RDTS is seeking a skilled AWS Security Engineer to design, implement, and maintain secure cloud architectures within AWS. This role is responsible for strengthening cloud security posture, implementing preventative and detective controls, and ensuring compliance with organizational and regulatory requirements. The ideal candidate combines deep AWS technical knowledge with a strong security engineering mindset.

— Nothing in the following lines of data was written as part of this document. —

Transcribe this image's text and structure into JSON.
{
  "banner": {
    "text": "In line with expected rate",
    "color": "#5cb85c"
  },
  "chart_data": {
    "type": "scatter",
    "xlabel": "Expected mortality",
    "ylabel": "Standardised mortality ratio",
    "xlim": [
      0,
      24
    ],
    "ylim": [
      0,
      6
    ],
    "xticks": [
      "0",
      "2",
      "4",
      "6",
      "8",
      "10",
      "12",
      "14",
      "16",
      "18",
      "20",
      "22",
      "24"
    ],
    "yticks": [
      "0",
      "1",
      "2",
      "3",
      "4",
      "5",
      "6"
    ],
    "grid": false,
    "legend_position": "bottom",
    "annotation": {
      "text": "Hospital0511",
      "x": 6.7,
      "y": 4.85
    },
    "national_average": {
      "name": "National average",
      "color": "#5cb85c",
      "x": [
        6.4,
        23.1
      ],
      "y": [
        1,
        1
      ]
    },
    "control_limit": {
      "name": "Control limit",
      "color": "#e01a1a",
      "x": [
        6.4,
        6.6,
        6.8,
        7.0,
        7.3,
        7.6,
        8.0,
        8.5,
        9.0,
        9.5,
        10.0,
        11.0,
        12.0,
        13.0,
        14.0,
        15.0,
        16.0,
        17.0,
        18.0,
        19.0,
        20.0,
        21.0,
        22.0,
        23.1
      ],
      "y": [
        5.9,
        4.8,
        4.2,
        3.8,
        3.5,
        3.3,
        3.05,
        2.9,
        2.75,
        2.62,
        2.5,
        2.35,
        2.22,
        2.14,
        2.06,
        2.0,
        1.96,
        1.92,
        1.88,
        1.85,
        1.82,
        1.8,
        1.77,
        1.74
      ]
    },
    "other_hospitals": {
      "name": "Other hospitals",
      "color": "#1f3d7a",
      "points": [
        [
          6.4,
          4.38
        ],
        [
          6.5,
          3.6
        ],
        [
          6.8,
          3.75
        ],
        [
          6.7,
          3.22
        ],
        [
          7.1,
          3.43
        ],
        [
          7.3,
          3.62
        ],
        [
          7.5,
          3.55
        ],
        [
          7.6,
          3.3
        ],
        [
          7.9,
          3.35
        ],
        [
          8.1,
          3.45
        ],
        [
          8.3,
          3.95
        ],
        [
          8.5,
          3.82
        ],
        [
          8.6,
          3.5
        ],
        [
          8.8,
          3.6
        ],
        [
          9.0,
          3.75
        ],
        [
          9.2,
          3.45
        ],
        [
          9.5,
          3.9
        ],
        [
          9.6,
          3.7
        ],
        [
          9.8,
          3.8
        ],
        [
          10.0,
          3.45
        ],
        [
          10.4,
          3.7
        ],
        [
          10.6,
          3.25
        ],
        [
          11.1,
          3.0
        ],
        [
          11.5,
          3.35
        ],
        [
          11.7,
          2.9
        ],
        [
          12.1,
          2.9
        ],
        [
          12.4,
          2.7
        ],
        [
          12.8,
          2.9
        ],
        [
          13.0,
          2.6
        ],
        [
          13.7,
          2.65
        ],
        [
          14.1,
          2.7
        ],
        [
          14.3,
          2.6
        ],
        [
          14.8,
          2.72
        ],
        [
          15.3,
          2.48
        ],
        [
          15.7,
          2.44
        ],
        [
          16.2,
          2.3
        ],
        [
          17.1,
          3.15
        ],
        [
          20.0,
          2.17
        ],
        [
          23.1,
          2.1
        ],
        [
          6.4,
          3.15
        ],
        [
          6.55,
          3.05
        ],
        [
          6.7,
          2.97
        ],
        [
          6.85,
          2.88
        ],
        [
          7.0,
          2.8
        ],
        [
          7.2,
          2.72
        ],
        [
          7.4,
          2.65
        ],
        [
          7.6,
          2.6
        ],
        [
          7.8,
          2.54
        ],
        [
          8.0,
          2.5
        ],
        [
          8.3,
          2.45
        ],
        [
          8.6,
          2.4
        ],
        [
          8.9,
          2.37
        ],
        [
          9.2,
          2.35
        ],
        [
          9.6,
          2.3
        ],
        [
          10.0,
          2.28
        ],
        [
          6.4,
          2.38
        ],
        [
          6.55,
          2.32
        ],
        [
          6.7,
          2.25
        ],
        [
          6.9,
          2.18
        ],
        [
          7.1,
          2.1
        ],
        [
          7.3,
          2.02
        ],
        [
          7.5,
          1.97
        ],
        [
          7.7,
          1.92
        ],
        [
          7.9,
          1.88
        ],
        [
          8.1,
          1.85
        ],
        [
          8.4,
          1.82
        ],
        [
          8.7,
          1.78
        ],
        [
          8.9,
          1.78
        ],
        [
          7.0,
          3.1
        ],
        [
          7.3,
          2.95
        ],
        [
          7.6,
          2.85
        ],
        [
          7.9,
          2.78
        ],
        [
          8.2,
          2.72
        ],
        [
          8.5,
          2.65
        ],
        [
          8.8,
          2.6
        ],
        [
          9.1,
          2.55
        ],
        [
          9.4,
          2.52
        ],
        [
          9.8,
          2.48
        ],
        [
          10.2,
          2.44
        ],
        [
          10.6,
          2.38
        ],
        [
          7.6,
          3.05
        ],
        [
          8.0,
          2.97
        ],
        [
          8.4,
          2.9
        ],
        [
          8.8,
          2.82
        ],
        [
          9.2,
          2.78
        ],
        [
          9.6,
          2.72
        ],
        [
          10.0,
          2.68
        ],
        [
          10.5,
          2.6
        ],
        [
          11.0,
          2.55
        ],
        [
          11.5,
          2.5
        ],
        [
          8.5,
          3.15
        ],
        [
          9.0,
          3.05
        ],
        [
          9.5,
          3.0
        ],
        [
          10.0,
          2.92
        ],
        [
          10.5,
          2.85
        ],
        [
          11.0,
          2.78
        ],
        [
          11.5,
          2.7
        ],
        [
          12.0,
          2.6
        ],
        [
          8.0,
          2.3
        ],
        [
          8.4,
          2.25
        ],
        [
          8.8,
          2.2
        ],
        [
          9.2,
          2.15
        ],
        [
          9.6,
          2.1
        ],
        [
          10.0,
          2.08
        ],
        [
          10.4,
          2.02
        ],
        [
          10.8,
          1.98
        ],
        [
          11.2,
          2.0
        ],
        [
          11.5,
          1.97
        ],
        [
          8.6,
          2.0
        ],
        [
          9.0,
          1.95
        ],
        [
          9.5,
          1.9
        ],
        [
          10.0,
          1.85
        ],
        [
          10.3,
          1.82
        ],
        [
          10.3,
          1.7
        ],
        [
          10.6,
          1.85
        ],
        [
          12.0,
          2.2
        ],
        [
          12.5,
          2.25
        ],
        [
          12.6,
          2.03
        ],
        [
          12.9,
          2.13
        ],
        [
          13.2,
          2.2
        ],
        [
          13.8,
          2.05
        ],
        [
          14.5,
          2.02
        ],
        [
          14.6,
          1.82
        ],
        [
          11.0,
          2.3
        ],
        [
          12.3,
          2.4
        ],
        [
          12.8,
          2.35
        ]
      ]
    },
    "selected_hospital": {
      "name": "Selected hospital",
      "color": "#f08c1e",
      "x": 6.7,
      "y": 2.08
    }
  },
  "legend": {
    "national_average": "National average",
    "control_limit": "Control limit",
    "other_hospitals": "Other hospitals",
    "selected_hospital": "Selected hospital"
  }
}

The position is 100% onsite and full-time, Monday-Friday with standard office hours.

Key Responsibilities:

• Design and implement secure AWS architectures aligned with security best practices
• Configure and manage IAM policies, roles, and permission boundaries using least-privilege principles
• Implement and manage security services such as AWS GuardDuty, Security Hub, Inspector, Macie, and WAF
• Develop and maintain infrastructure security controls using Infrastructure as Code (Terraform, AWS CDK Python)
• Perform threat modeling, risk assessments, and vulnerability remediation
• Implement logging, monitoring, and alerting strategies using CloudTrail, CloudWatch, and centralized SIEM solutions
• Participate in incident response efforts for cloud-related security events
• Automate security checks and compliance validation across AWS environments
• Collaborate with DevOps and engineering teams to embed security into CI/CD pipelines (DevSecOps)
• Responding to RFIs

• Must possess an active Security Clearance
• Bachelor’s degree in Computer Science, Cybersecurity, Engineering, or related field (or equivalent experience)
• 3+ years of experience in cloud security or infrastructure security
• Strong understanding of STIG hardening, vulnerability scanning, and remediation processes
• Strong hands-on experience with AWS security services and architecture
• Understanding of IAM, encryption (KMS), and key management best practices
• Experience with network security in AWS (VPCs, routing, firewalls)
• Proficiency in scripting languages (Python, Bash)
• Experience with Infrastructure as Code (Terraform or AWS CDK Python)
• Understanding of compliance frameworks such as NIST 800-53, RMF, CIS Benchmarks, and FedRAMP

Desired Qualifications:

• Experience with STIG hardening
• Experience with container security (EKS, ECS, image scanning)
• Knowledge of identity federation (SSO, SAML, OIDC)
• Experience integrating AWS logs with SIEM platforms
• Familiarity with Zero Trust architecture principles
• AWS certifications (AWS Certified Security – Specialty, Solutions Architect, etc.)
• Security certifications (CISSP, CISM, CEH, or Security+)

All qualified applicants will receive consideration for employment without regard to race, color, sex, sexual orientation, gender identity, religion, national origin, disability, veteran status, age, marital status, pregnancy, genetic information, or other legally protected status.